The 2015 Global University Climate Forum was organized during COP21 in Paris. Sponsored by the International Alliance of Research Universities (IARU) with support from the International Sustainable Campus Network (ISCN), the Global University Climate Forum is a network of student teams from universities around the world who collaborate on initiatives that promote sustainability at their home institutions and study present innovative sustainability projects on campus. Student projects span disciplines and methods from app-based systems to reduce food waste to behavior-changing campaigns.

 

The forum embodies the saying “Think globally, act locally” by focusing on tangible, climate-based solutions that ultimately impact the dissemination of student awareness and consciousness about sustainable society.

 

Climate change and sustainability in the curriculum

The world faces not only a climate change crisis, but also threats to sustainability on all fronts.

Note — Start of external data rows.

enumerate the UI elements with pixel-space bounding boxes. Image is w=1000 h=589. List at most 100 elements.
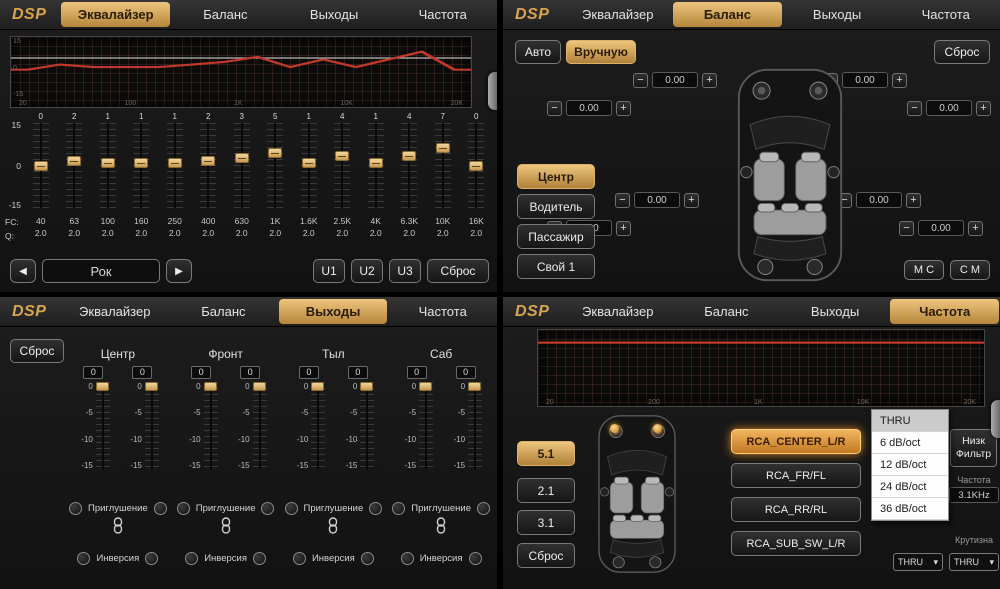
- eq-reset-button[interactable]: Сброс: [427, 259, 489, 283]
- tab-balance[interactable]: Баланс: [169, 297, 278, 326]
- increment-button[interactable]: +: [976, 101, 991, 116]
- increment-button[interactable]: +: [906, 193, 921, 208]
- eq-band-slider[interactable]: [100, 123, 116, 209]
- drawer-handle[interactable]: [991, 400, 1000, 438]
- cm-button[interactable]: C M: [950, 260, 990, 280]
- mute-toggle-left[interactable]: [285, 502, 298, 515]
- position-button[interactable]: Центр: [517, 164, 595, 189]
- link-channels-icon[interactable]: [112, 517, 124, 534]
- eq-slider-handle[interactable]: [201, 156, 215, 166]
- prev-preset-button[interactable]: ◀: [10, 259, 36, 283]
- output-slider[interactable]: [419, 382, 433, 470]
- eq-band-slider[interactable]: [334, 123, 350, 209]
- invert-toggle-right[interactable]: [253, 552, 266, 565]
- increment-button[interactable]: +: [892, 73, 907, 88]
- increment-button[interactable]: +: [702, 73, 717, 88]
- increment-button[interactable]: +: [968, 221, 983, 236]
- channel-button[interactable]: RCA_SUB_SW_L/R: [731, 531, 861, 556]
- eq-band-slider[interactable]: [468, 123, 484, 209]
- mute-toggle-left[interactable]: [177, 502, 190, 515]
- tab-frequency[interactable]: Частота: [890, 299, 999, 324]
- mute-toggle-left[interactable]: [392, 502, 405, 515]
- invert-toggle-left[interactable]: [77, 552, 90, 565]
- mute-toggle-right[interactable]: [261, 502, 274, 515]
- outputs-reset-button[interactable]: Сброс: [10, 339, 64, 363]
- mode-button-2.1[interactable]: 2.1: [517, 478, 575, 503]
- memory-button-u2[interactable]: U2: [351, 259, 383, 283]
- preset-display[interactable]: Рок: [42, 259, 160, 283]
- eq-slider-handle[interactable]: [335, 151, 349, 161]
- manual-button[interactable]: Вручную: [566, 40, 636, 64]
- position-button[interactable]: Водитель: [517, 194, 595, 219]
- output-slider-handle[interactable]: [204, 382, 217, 391]
- mute-toggle-left[interactable]: [69, 502, 82, 515]
- eq-slider-handle[interactable]: [302, 158, 316, 168]
- eq-band-slider[interactable]: [200, 123, 216, 209]
- eq-band-slider[interactable]: [368, 123, 384, 209]
- channel-button[interactable]: RCA_FR/FL: [731, 463, 861, 488]
- increment-button[interactable]: +: [616, 221, 631, 236]
- output-slider[interactable]: [468, 382, 482, 470]
- dropdown-option[interactable]: THRU: [872, 410, 948, 432]
- decrement-button[interactable]: −: [907, 101, 922, 116]
- eq-slider-handle[interactable]: [134, 158, 148, 168]
- mute-toggle-right[interactable]: [477, 502, 490, 515]
- auto-button[interactable]: Авто: [515, 40, 561, 64]
- eq-slider-handle[interactable]: [101, 158, 115, 168]
- mute-toggle-right[interactable]: [154, 502, 167, 515]
- output-slider-handle[interactable]: [253, 382, 266, 391]
- eq-band-slider[interactable]: [33, 123, 49, 209]
- eq-band-slider[interactable]: [167, 123, 183, 209]
- eq-slider-handle[interactable]: [268, 148, 282, 158]
- tab-frequency[interactable]: Частота: [388, 297, 497, 326]
- position-button[interactable]: Свой 1: [517, 254, 595, 279]
- slope-select-left[interactable]: THRU ▾: [893, 553, 943, 571]
- decrement-button[interactable]: −: [633, 73, 648, 88]
- mute-toggle-right[interactable]: [369, 502, 382, 515]
- eq-slider-handle[interactable]: [34, 161, 48, 171]
- invert-toggle-left[interactable]: [401, 552, 414, 565]
- output-slider[interactable]: [204, 382, 218, 470]
- tab-frequency[interactable]: Частота: [388, 0, 497, 29]
- slope-select-right[interactable]: THRU ▾: [949, 553, 999, 571]
- invert-toggle-right[interactable]: [361, 552, 374, 565]
- output-slider-handle[interactable]: [360, 382, 373, 391]
- tab-outputs[interactable]: Выходы: [783, 0, 892, 29]
- tab-outputs[interactable]: Выходы: [781, 297, 890, 326]
- invert-toggle-left[interactable]: [293, 552, 306, 565]
- eq-slider-handle[interactable]: [67, 156, 81, 166]
- tab-frequency[interactable]: Частота: [891, 0, 1000, 29]
- eq-band-slider[interactable]: [435, 123, 451, 209]
- output-slider-handle[interactable]: [311, 382, 324, 391]
- balance-reset-button[interactable]: Сброс: [934, 40, 990, 64]
- tab-balance[interactable]: Баланс: [673, 2, 782, 27]
- increment-button[interactable]: +: [616, 101, 631, 116]
- tab-equalizer[interactable]: Эквалайзер: [563, 0, 672, 29]
- tab-equalizer[interactable]: Эквалайзер: [60, 297, 169, 326]
- tab-equalizer[interactable]: Эквалайзер: [563, 297, 672, 326]
- filter-type-box[interactable]: Низк Фильтр: [950, 429, 997, 467]
- mc-button[interactable]: M C: [904, 260, 944, 280]
- eq-slider-handle[interactable]: [369, 158, 383, 168]
- tab-equalizer[interactable]: Эквалайзер: [61, 2, 170, 27]
- eq-band-slider[interactable]: [66, 123, 82, 209]
- eq-slider-handle[interactable]: [436, 143, 450, 153]
- link-channels-icon[interactable]: [327, 517, 339, 534]
- output-slider[interactable]: [145, 382, 159, 470]
- output-slider[interactable]: [311, 382, 325, 470]
- output-slider-handle[interactable]: [145, 382, 158, 391]
- eq-slider-handle[interactable]: [168, 158, 182, 168]
- position-button[interactable]: Пассажир: [517, 224, 595, 249]
- invert-toggle-right[interactable]: [469, 552, 482, 565]
- dropdown-option[interactable]: 12 dB/oct: [872, 454, 948, 476]
- invert-toggle-left[interactable]: [185, 552, 198, 565]
- eq-band-slider[interactable]: [234, 123, 250, 209]
- eq-band-slider[interactable]: [401, 123, 417, 209]
- invert-toggle-right[interactable]: [145, 552, 158, 565]
- eq-slider-handle[interactable]: [402, 151, 416, 161]
- tab-outputs[interactable]: Выходы: [279, 299, 388, 324]
- mode-button-5.1[interactable]: 5.1: [517, 441, 575, 466]
- output-slider-handle[interactable]: [468, 382, 481, 391]
- link-channels-icon[interactable]: [435, 517, 447, 534]
- mode-button-3.1[interactable]: 3.1: [517, 510, 575, 535]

Thus, it is essential that colleges and universities formally acknowledge these transcendent problems and reorient academic programs to be relevant to the challenges all future graduates will face.

 

Higher education has an obligation to create campus climate-action plans that address the curricular component of this problem. The Carbon Commitment (formerly the American College & University Presidents’ Climate Commitment or ACUPCC) is a “high-visibility effort” to address climate change by creating a network of colleges and universities that have committed to neutralize their greenhouse gas emissions and accelerate the research and educational efforts of higher education to equip society to re-stabilize the earth’s climate.

 

The Carbon Commitment seeks to create connections with higher educational institutions in order to carry out two goals: The first is to make an agreement with these colleges and universities that they will commit to eliminate their net greenhouse gas emissions from specified campus operations. The second focuses on education and the institutions’ ability to promote research of sustainability programs and empower the “higher education sector to educate students, create solutions, and provide leadership-by-example for the rest of society.”

 

Calling climate change a defining issue of our time, United Nations Secretary-General Ban Ki-moon said that the opportunity exists “to define our own destiny.” Institutions of higher education have the advantage to shape this destiny by educating the young generation on the impacts of climate change, the actions that they can take in personal and professional life to mitigate the impact, and ways to create a sustainable society where systems thinking is a way of  life. Everything is part of the puzzle.

 

This post was updated on Feb. 12. An earlier version of this post referred to the Climate Commitment by its former name, the American College & University Presidents’ Climate Commitment.